According to a press release issued by the Treasury, “the SAF credit applies to a qualified fuel mixture containing sustainable aviation fuel for certain sales or uses in calendar years 2023 and 2024.
“The SAF credit is $1.25 for each gallon of sustainable aviation fuel in a qualified mixture. To qualify for the credit, the sustainable aviation fuel must have a minimum reduction of 50 percent in lifecycle greenhouse gas emissions. Additionally, there is a supplemental credit of one cent for each percent that the reduction exceeds 50 percent, for a maximum increase of $0.50.”

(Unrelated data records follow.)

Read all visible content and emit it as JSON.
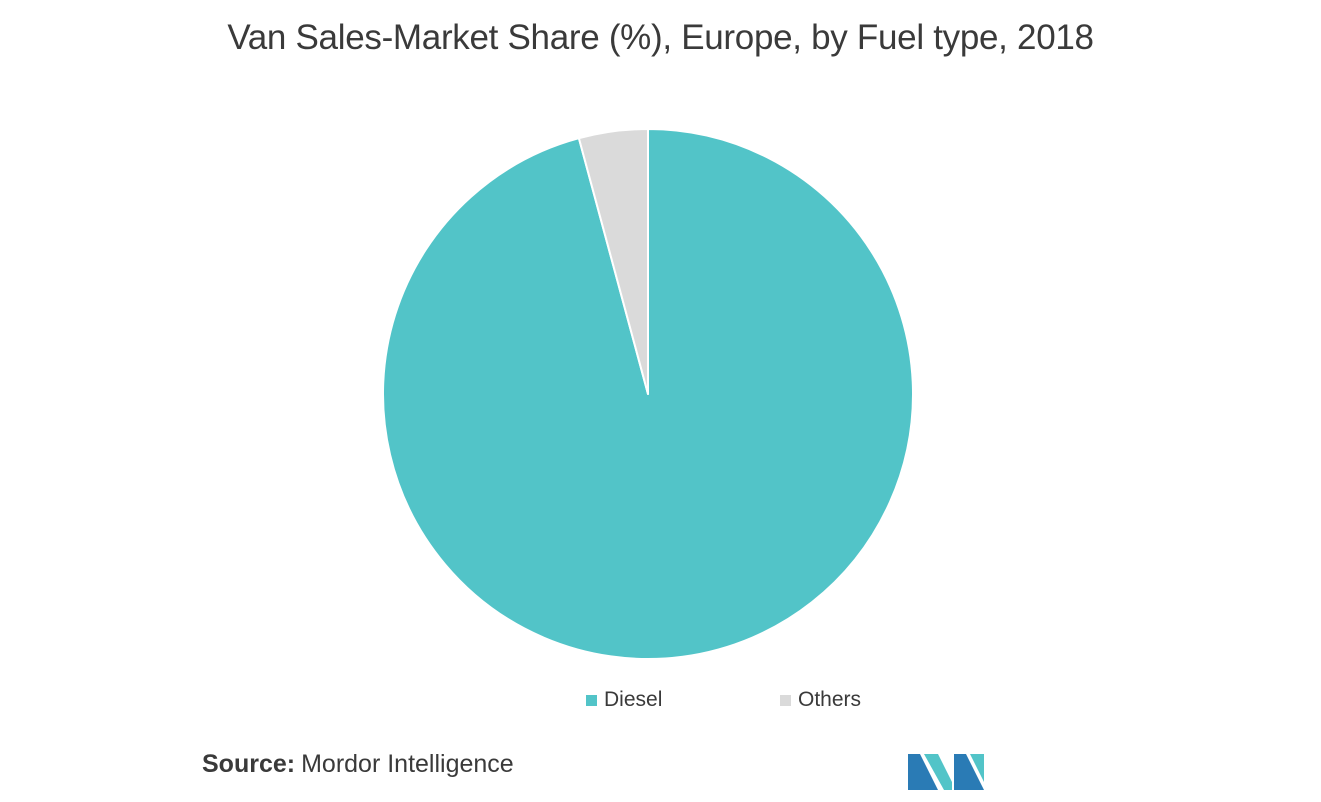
{
  "chart_data": {
    "type": "pie",
    "title": "Van Sales-Market Share (%), Europe, by Fuel type, 2018",
    "categories": [
      "Diesel",
      "Others"
    ],
    "values": [
      95.8,
      4.2
    ],
    "colors": [
      "#52c4c8",
      "#dadada"
    ],
    "legend_position": "bottom",
    "start_angle_deg": 0,
    "direction": "clockwise"
  },
  "source": {
    "label": "Source:",
    "text": "Mordor Intelligence"
  },
  "logo": {
    "icon": "mordor-intelligence-logo-icon",
    "colors": [
      "#2a7bb5",
      "#52c4c8"
    ]
  }
}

The announcement noted, the IRA provides two methods to determine the lifecycle greenhouse gas emissions reduction percentage to qualify for and calculate the credit, including the Carbon Offsetting and Reduction Scheme for International Aviation (CORSIA) method and other methods that meets certain requirements of the Clean Air Act (CAA).
The Treasury also announced the Department of Energy is collaborating with other federal agencies to develop a modified version of the Greenhouse gases, Regulated Emissions, and Energy use in Transportation (GREET) model that would satisfy the statutory requirements for the SAF credit.
“The agencies developing this modified GREET model currently anticipate its release in early 2024,” the release reads.
Following the announcement, Patrick Gruber, CEO of Gevo – a producer of sustainable fuels, released a statement voicing approval of the Treasury Department’s guidance.
“Gevo greatly appreciates the Biden Administration’s intent to use the Argonne GREET method and model for sustainable aviation fuel (SAF). Today’s guidance is a much-needed step forward for SAF investment and innovation. Designating GREET for the 40B credit sets an accurate, science-based precedent for transparent carbon accounting across the SAF supply chain, from farm fields to the end use of the fuel. The details and certainty matter. Therefore, we look forward to reviewing the complete GREET update upon release to ensure it maintains the data-driven integrity, especially on indirect emissions, necessary to support SAF investment, properly value agriculture’s contributions and cut aviation emissions,” Gruber said.
“We also thank the Administration for its advocacy for climate-smart agriculture and the tools and policies that recognize and account for U.S. farmers’ stewardship of the land and contribution to cleaner flight,” he added.
The National Business Aviation Association (NBAA) also welcomed the additional guidance from the Treasury Department in a press release.
“We are optimistic about the guidance from the Treasury Department today,” said NBAA president and CEO Ed Bolen. “It’s an important step toward the increased production and distribution of SAF, which is key to business aviation meeting its mission to net-zero carbon emissions by 2050. We are eager for the release of an updated GREET model in the spring.”